В отряде четыре человека: Серега Кащенко (начальник отряда) и три коллектора (Женя, Борька и я). Мы сплавляемся на моторной лодке по реке Хантайке, свято соблюдая сухой закон и бережно сохраняя в загашнике неприкосновенный запас — бутылку чистого спирта. Ночи нет, все время светло, так что рабочий день не имеет временных ограничений. Вчера Женя показал, как забрасывать спиннинг, сунул мне его подержать, а сам удалился на минуту. В эту самую минуту я и поймала огромного тайменя, ровно такого, какого обычно демонстрируют на фотографиях (12 кг). Увы, я не сумела его вытянуть, заорала, прибежал Женька, тайменя мы вытащили, но спиннинг сломался.
Женька очень сильно выразился в мой адрес, цитировать не буду.
Ребята уходят в маршрут, я остаюсь в лагере готовить еду. Нужно поджарить выловленного тайменя, напечь оладий и сварить компот. Если придет медведь, следует постучать по железному ведру, он испугается и уйдет. Вокруг просторная поляна, несказанная тишина, безжалостная жара, безжалостный комар, моя физиономия обмазана вонючей жидкостью от комаров, но при приближении к костру она (жидкость) растекается и ничуть не облегчает моих страданий. А радостный голос Клавдии Шульженко, доносящийся с проходящего мимо парохода, их только усиливает. Я дома в жизни не готовила, но стараюсь изо всех сил. Тем более что ребята и так имеют на меня зуб за то, что ни черта не умею, сломала спиннинг, а к тому же курю, претендуя на четверть общего запаса «Беломора». Костер горит, воздух струится и дрожит, на широком пне лежит большущий рыбий хвост, я отрезаю от него кусок, а кусок дергается и чуть ли не выпрыгивает из рук. Я думаю, что мне померещилось, что это галлюцинация, вызванная жарой, и повторяю операцию. И второй кусок тоже дергается и тоже как-то извивается у меня в руках. Но ведь рыба же мертва, ее нет, это только хвост. Сейчас я от ужаса сойду с ума.
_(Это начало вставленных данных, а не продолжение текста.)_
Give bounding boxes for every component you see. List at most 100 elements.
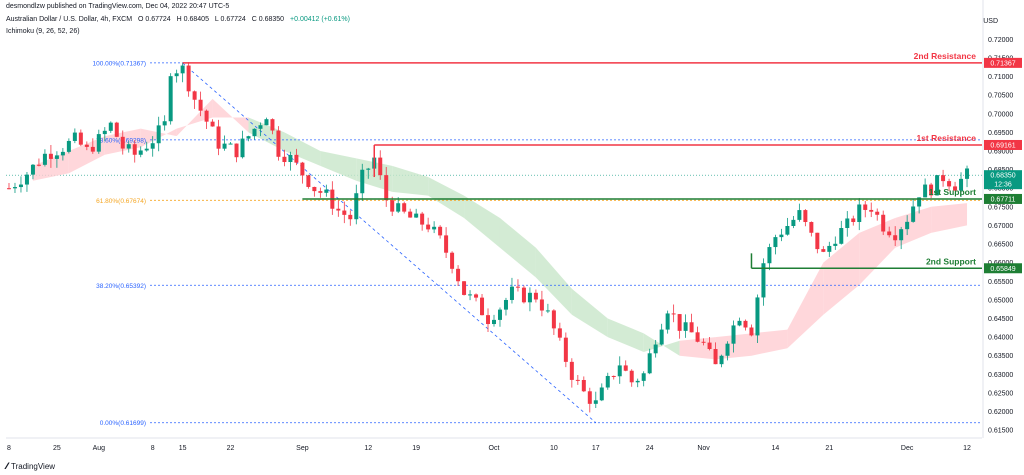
candle-body (875, 211, 880, 215)
x-tick-label: Nov (697, 445, 710, 452)
footer: ⁄⁄ TradingView (6, 461, 55, 471)
candle-body (426, 224, 431, 230)
y-tick-label: 0.66500 (988, 242, 1013, 249)
candle-body (809, 222, 814, 233)
candle-body (605, 375, 610, 388)
x-tick-label: 12 (963, 445, 971, 452)
footer-brand: TradingView (11, 461, 56, 471)
y-tick-label: 0.68000 (988, 186, 1013, 193)
y-tick-label: 0.62500 (988, 390, 1013, 397)
candle-body (240, 138, 245, 158)
candle-body (929, 184, 934, 196)
candle-body (665, 313, 670, 330)
candle-body (659, 329, 664, 345)
candle-body (492, 319, 496, 325)
candle-body (162, 121, 167, 126)
candle-body (480, 297, 485, 316)
level-price-tag-text: 0.67711 (991, 196, 1016, 203)
candle-body (414, 213, 419, 218)
ichimoku-cloud-segment (895, 206, 932, 248)
candle-body (527, 292, 532, 303)
candle-body (306, 175, 311, 187)
candle-body (833, 243, 838, 246)
candle-body (521, 287, 526, 303)
ichimoku-cloud-segment (499, 217, 536, 278)
candle-body (210, 121, 215, 127)
high-value: H 0.68405 (176, 16, 209, 23)
candle-body (515, 286, 520, 288)
level-price-tag (984, 139, 1022, 150)
candle-body (791, 219, 796, 227)
candle-body (887, 231, 892, 236)
candle-body (18, 184, 23, 188)
y-tick-label: 0.67000 (988, 223, 1013, 230)
candle-body (366, 168, 371, 170)
ichimoku-cloud-segment (751, 329, 788, 356)
candle-body (599, 387, 604, 401)
candle-body (533, 292, 538, 300)
candle-body (593, 400, 598, 404)
x-tick-label: 12 (364, 445, 372, 452)
candle-body (749, 327, 754, 336)
candle-body (857, 204, 862, 223)
y-tick-label: 0.72000 (988, 37, 1013, 44)
candle-body (743, 320, 748, 328)
candle-body (683, 322, 688, 331)
candle-body (761, 263, 766, 298)
candle-body (486, 315, 491, 325)
candle-body (252, 128, 257, 137)
x-tick-label: 21 (825, 445, 833, 452)
candle-body (569, 361, 574, 380)
ichimoku-cloud-segment (643, 333, 680, 356)
candle-body (575, 379, 580, 381)
x-tick-label: Sep (296, 445, 309, 452)
level-name: 2nd Resistance (914, 51, 977, 61)
candle-body (695, 332, 700, 342)
candle-body (707, 342, 712, 350)
indicator-line[interactable]: Ichimoku (9, 26, 52, 26) (6, 28, 84, 35)
x-tick-label: 8 (7, 445, 11, 452)
candle-body (468, 294, 473, 296)
candle-body (54, 155, 59, 159)
y-tick-label: 0.71000 (988, 74, 1013, 81)
ichimoku-cloud-segment (607, 318, 644, 352)
ichimoku-cloud-segment (823, 232, 860, 315)
candle-body (923, 184, 928, 198)
candle-body (72, 132, 77, 141)
candle-body (911, 206, 916, 222)
ichimoku-cloud-segment (859, 217, 896, 285)
candle-body (641, 373, 646, 381)
currency-label: USD (983, 18, 998, 25)
candle-body (462, 281, 467, 295)
ichimoku-cloud-segment (679, 337, 716, 360)
y-tick-label: 0.62000 (988, 409, 1013, 416)
candle-body (408, 211, 413, 218)
y-tick-label: 0.70000 (988, 111, 1013, 118)
candle-body (6, 188, 11, 190)
y-tick-label: 0.63500 (988, 353, 1013, 360)
candle-body (336, 208, 341, 211)
candle-body (905, 221, 910, 230)
last-price-value: 0.68350 (990, 173, 1015, 180)
candle-body (102, 130, 107, 135)
candle-body (402, 203, 407, 212)
candle-body (288, 154, 293, 163)
ichimoku-cloud-segment (248, 117, 285, 151)
candle-body (557, 328, 562, 338)
candle-body (863, 204, 868, 210)
candle-body (270, 119, 275, 131)
level-price-tag (984, 193, 1022, 204)
candle-body (276, 130, 281, 157)
ichimoku-cloud-segment (320, 150, 357, 181)
y-tick-label: 0.64500 (988, 316, 1013, 323)
candle-body (953, 186, 958, 191)
candle-body (935, 175, 940, 196)
level-price-tag-text: 0.65849 (990, 266, 1015, 273)
close-value: C 0.68350 (251, 16, 285, 23)
candle-body (719, 355, 724, 365)
symbol-line: Australian Dollar / U.S. Dollar, 4h, FXC… (6, 16, 354, 23)
candle-body (587, 391, 592, 404)
x-tick-label: 19 (412, 445, 420, 452)
candle-body (899, 229, 904, 241)
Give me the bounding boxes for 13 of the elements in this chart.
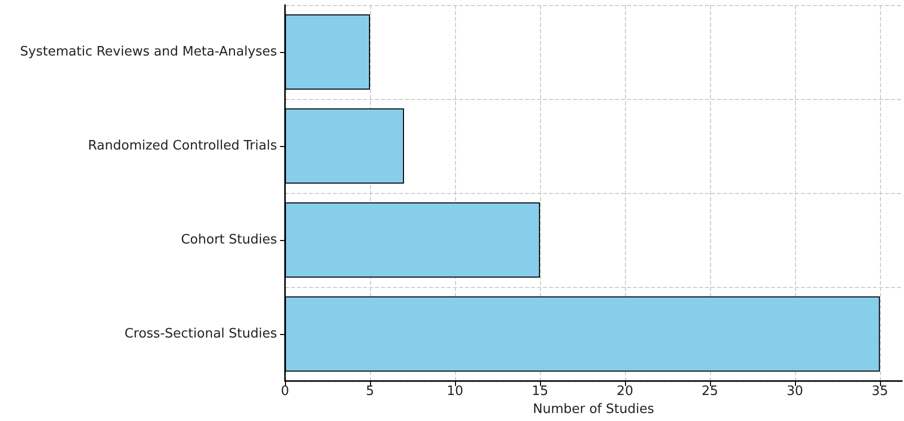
x-tick-label: 5	[366, 384, 374, 399]
x-axis-title: Number of Studies	[532, 402, 654, 417]
y-tick-label: Cross-Sectional Studies	[124, 326, 278, 342]
y-tick-label: Cohort Studies	[180, 232, 278, 248]
x-tick-label: 15	[532, 384, 548, 399]
x-tick-label: 35	[872, 384, 888, 399]
y-tick-label: Systematic Reviews and Meta-Analyses	[20, 44, 278, 60]
x-tick-label: 0	[280, 384, 290, 399]
x-tick-label: 10	[446, 384, 464, 399]
x-tick-label: 20	[616, 384, 634, 399]
x-tick-label: 30	[786, 384, 804, 399]
y-tick-label: Randomized Controlled Trials	[88, 138, 278, 154]
x-tick-label: 25	[702, 384, 718, 399]
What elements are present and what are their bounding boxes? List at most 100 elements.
И тут на опушку леса выходит медведь, за ним второй, я вижу спасительное ведро, но сомневаюсь, что успею добежать до него быстрей, чем меня растерзают медведи. Пот застилает мой взор, воздух струится и дрожит, а медведи при ближайшем рассмотрении оказываются вовсе не медведями, а обычными охотниками. Это мальчуган лет семи в накомарнике и его отец, молодой парень и даже без накомарника. По-моему, я никогда не испытывала такого восторга при виде посторонних мужиков, искусанных комарами. Закон-тайга: я угостила их оладьями, напоила компотом, а они объяснили мне про рыбу: она прыгает, потому что срабатывает животное электричество. Мне же рассказывали в школе про этот феномен, обнаруженный у препарируемых лягушек. Но физика всегда давалась мне с трудом.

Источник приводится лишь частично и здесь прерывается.